January 30, 2010: Hull City face Wolverhampton Wanderers at The Circle in a relegation six-pointer, taking the lead deservedly twice only to be pegged back twice due to terrible defending.
So nothng’s changed over these 364 years? Not exactly. The personnel was different: only two City players started both games, Dawson and Mendy. Wolves were undoubtedly more of an attacking threat than West Brom. And we were beset by problems which meant a draw in this instance wasn’t actually that bad.
With Kamel Zayatte ruled out with ankle problems, Amr Zaki not fully fit and Craig Fagan being injured in the warm-up, Phil Brown had to change both his defence and attack from the ones he’d have intended to field. Furthermore, Tom Cairney was making his debut, Stephen Hunt was trying too hard to show his loyalties lie firmly with his employers and not his suitors Wolves and Seyi Olofinjana was sat on a bench in Nigeria, watching the Africa Cup of Nations.
Despite the problems, I thought we put in a performance that just about deserved three points. It was refreshing to see not one but two strikers on the pitch, Jozy Altidore and Jan Vennegoor of Hesselink, the former creating both goals and creating a one-on-one for himself which hit the keeper’s legs, while the latter superbly opened the scoring from the edge of the box and looked dangerous in the air all game.
The problem with having 2 up front, and 2 wingers as well, is it places a huge burden on the 2 central midfielders to deal with the packed opposition midfield. George Boateng battled admirably but as an attacking midfielder making his Premier League bow Cairney understandably looked a little lost when balls needed to be cleared or tackles made.
And as the game wore on Wolves increasingly won the midfield battle and managed to push several of them forward to join their lone striker in attacks. Both goals conceded came from positions where we could easily have cleared two or three occasions, but from the midfielders just as much as the defence.
An option for Brown when we’d taken the lead again could have been to shore up the midfield and go 4-5-1, perhaps with someone like the hard-working Richard Garcia joining Cairney and Boateng in the middle, but I’m pleased he didn’t.
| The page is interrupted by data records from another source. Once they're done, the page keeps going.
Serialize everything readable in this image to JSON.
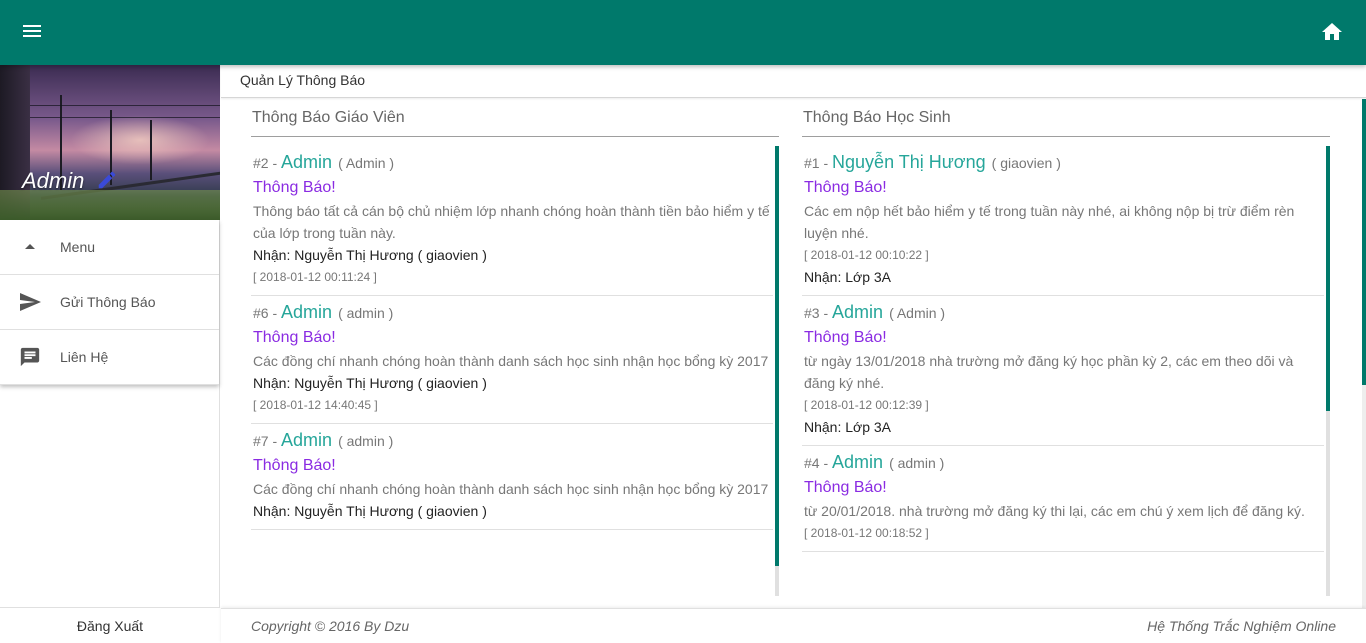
{
  "header": {
    "menu_icon": "hamburger-icon",
    "home_icon": "home-icon",
    "bar_color": "#00796b"
  },
  "sidebar": {
    "user_name": "Admin",
    "items": [
      {
        "label": "Menu",
        "icon": "arrow-up-icon"
      },
      {
        "label": "Gửi Thông Báo",
        "icon": "send-icon"
      },
      {
        "label": "Liên Hệ",
        "icon": "message-icon"
      }
    ],
    "logout_label": "Đăng Xuất"
  },
  "main": {
    "title": "Quản Lý Thông Báo",
    "teacher": {
      "heading": "Thông Báo Giáo Viên",
      "items": [
        {
          "id": "#2",
          "sender": "Admin",
          "role": "( Admin )",
          "subject": "Thông Báo!",
          "content": "Thông báo tất cả cán bộ chủ nhiệm lớp nhanh chóng hoàn thành tiền bảo hiểm y tế của lớp trong tuần này.",
          "recipient": "Nhận: Nguyễn Thị Hương ( giaovien )",
          "time": "[ 2018-01-12 00:11:24 ]"
        },
        {
          "id": "#6",
          "sender": "Admin",
          "role": "( admin )",
          "subject": "Thông Báo!",
          "content": "Các đồng chí nhanh chóng hoàn thành danh sách học sinh nhận học bổng kỳ 2017",
          "recipient": "Nhận: Nguyễn Thị Hương ( giaovien )",
          "time": "[ 2018-01-12 14:40:45 ]"
        },
        {
          "id": "#7",
          "sender": "Admin",
          "role": "( admin )",
          "subject": "Thông Báo!",
          "content": "Các đồng chí nhanh chóng hoàn thành danh sách học sinh nhận học bổng kỳ 2017",
          "recipient": "Nhận: Nguyễn Thị Hương ( giaovien )",
          "time": ""
        }
      ]
    },
    "student": {
      "heading": "Thông Báo Học Sinh",
      "items": [
        {
          "id": "#1",
          "sender": "Nguyễn Thị Hương",
          "role": "( giaovien )",
          "subject": "Thông Báo!",
          "content": "Các em nộp hết bảo hiểm y tế trong tuần này nhé, ai không nộp bị trừ điểm rèn luyện nhé.",
          "time": "[ 2018-01-12 00:10:22 ]",
          "recipient": "Nhận: Lớp 3A"
        },
        {
          "id": "#3",
          "sender": "Admin",
          "role": "( Admin )",
          "subject": "Thông Báo!",
          "content": "từ ngày 13/01/2018 nhà trường mở đăng ký học phần kỳ 2, các em theo dõi và đăng ký nhé.",
          "time": "[ 2018-01-12 00:12:39 ]",
          "recipient": "Nhận: Lớp 3A"
        },
        {
          "id": "#4",
          "sender": "Admin",
          "role": "( admin )",
          "subject": "Thông Báo!",
          "content": "từ 20/01/2018. nhà trường mở đăng ký thi lại, các em chú ý xem lịch để đăng ký.",
          "time": "[ 2018-01-12 00:18:52 ]",
          "recipient": ""
        }
      ]
    }
  },
  "footer": {
    "copyright": "Copyright © 2016 By Dzu",
    "system_name": "Hệ Thống Trắc Nghiệm Online"
  }
}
He chose to stick with an attacking set-up, presumably reasoning a third goal would kill them off, and I’m not going to criticise him for that having seen so many ultra-defensive tactics from him.
This game wasn’t a must-win. It was a must-not-lose, and we keep just one point behind Wolves, the team we’re most likely to be able to overtake. Keep in touching distance with them for the next two games, against Chelsea and Manchester City, and with the return of Jimmy Bullard and the full fitness of Zaki we’ll be in with a strong chance.